Why have you put that boundary there…?

Jesus, God in the flesh, was approachable. Sinners sought Him out. Mothers brought their children to Him to be blessed. He was angered at the very idea they should be kept from contact with Him. Spirituality and Approachability are linked, I think.

I used to hate it when well meaning people at conferences used to stop people approaching me after I had spoken, or when I was hived off to some secret room. I know it was to protect me, it was well meant, but… 

Anyway, don’t over protect your space. Take time apart for sure, as did Jesus, your health and well-being matter, but remember that approachability and hospitality – making time for others in your time and space for others in your space – is part of being like Jesus. Spirituality is proved in how we are with “what” or “who” we perhaps are too quick to dismiss as interruptions, distractions to the really important matters of our life in the Spirit or our terribly vital calling.

After learning from my mistakes over the decades, I would say that boundaries are good in life and ministry as a full time parish minister in the traditional sense. But remember, if you are involved in full time ministry of some sort, barriers need to be there for two positive purposes: for your wellbeing, and to enable healthy and sustainable availability to others. They should not be put in place with the purpose and intention of putting a series of hurdles in the road of people coming to you.

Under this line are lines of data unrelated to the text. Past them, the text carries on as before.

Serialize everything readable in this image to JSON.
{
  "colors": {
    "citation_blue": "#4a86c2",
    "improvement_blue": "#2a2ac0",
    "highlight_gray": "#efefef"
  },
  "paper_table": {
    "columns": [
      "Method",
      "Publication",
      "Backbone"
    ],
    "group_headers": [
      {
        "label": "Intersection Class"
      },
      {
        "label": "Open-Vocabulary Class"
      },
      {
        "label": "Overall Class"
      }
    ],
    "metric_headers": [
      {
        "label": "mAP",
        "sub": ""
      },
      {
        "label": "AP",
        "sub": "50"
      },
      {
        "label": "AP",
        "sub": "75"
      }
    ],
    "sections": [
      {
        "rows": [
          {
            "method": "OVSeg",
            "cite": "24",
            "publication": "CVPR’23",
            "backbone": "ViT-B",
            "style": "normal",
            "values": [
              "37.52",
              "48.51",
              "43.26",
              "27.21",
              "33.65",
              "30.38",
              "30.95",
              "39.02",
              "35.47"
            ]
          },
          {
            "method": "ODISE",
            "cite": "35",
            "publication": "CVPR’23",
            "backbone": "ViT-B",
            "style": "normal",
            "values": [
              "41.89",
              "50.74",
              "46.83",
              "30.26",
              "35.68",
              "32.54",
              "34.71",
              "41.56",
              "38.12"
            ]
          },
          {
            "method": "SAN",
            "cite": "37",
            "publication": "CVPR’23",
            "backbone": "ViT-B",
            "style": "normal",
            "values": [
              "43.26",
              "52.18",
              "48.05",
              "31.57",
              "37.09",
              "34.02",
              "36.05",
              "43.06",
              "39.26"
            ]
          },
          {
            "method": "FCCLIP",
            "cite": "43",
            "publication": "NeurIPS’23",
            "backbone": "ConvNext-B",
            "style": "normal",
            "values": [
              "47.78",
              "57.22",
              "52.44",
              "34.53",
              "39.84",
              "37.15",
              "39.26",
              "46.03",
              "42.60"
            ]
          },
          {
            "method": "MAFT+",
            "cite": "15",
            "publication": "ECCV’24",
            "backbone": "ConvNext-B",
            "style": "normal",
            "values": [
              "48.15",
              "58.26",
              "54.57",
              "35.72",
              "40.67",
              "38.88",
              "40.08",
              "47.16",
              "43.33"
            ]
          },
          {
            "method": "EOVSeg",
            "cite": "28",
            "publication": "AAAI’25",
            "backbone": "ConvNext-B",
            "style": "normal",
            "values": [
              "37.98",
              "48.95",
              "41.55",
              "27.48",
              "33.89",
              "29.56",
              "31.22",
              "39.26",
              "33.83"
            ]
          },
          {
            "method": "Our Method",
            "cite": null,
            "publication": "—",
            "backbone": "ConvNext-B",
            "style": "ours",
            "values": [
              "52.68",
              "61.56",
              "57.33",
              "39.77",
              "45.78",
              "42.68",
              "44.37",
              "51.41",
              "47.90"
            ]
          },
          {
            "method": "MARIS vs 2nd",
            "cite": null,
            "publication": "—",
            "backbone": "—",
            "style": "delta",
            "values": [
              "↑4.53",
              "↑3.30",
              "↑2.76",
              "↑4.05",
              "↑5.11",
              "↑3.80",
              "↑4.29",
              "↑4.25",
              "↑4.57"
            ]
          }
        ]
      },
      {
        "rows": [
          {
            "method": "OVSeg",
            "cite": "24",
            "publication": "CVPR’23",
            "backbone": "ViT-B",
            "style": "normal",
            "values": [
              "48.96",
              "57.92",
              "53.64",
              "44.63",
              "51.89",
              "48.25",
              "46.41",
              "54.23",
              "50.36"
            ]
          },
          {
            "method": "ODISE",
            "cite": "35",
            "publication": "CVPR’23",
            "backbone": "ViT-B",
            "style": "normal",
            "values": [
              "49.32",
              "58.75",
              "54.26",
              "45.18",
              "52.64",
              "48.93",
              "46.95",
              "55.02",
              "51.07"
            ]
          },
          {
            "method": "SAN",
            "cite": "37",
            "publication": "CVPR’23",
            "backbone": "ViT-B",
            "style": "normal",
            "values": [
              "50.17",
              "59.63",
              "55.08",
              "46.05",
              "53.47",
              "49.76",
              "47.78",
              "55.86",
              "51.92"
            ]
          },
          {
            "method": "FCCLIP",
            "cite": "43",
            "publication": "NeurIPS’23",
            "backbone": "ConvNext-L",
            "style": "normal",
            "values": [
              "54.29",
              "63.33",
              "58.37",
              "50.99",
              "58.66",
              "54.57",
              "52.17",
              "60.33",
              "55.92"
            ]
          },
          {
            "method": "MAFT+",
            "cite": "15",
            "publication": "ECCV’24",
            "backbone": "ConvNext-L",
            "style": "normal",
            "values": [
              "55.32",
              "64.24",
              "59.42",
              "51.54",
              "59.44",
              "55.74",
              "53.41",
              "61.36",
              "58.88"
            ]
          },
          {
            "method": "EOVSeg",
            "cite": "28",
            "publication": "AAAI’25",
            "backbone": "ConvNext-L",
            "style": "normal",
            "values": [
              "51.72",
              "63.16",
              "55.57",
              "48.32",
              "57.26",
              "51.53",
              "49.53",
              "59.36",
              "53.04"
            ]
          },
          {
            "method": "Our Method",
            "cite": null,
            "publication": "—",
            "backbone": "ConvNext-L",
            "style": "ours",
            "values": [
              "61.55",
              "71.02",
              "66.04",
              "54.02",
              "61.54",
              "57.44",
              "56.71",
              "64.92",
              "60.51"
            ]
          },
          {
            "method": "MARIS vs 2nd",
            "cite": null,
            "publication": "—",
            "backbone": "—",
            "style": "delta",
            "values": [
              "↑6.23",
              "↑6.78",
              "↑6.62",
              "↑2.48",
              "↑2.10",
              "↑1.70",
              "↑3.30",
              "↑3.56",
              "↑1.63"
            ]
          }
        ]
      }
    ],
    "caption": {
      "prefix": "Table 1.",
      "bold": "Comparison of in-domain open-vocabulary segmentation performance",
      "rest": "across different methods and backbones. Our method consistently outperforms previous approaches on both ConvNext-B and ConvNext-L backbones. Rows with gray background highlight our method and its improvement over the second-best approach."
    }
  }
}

I have known people in ministry who make boundary setting a bit of a professional obsession. When that happens “Keep away, I am far too busy with more important matters than you!” becomes the main unspoken message of your ministry that people will speak plenty about for sure, much more than the sermon you spend hours praying over and diligently preparing. The pendulum does so often swing too far in one direction or another.

God bless

Kenny

One comment on “Why have you put that boundary there…?

  1. ‘Rosa’ says:

    That seems to me to be a very balanced approach, Kenny. It is probably one of the most difficult balances to achieve for those in ministry.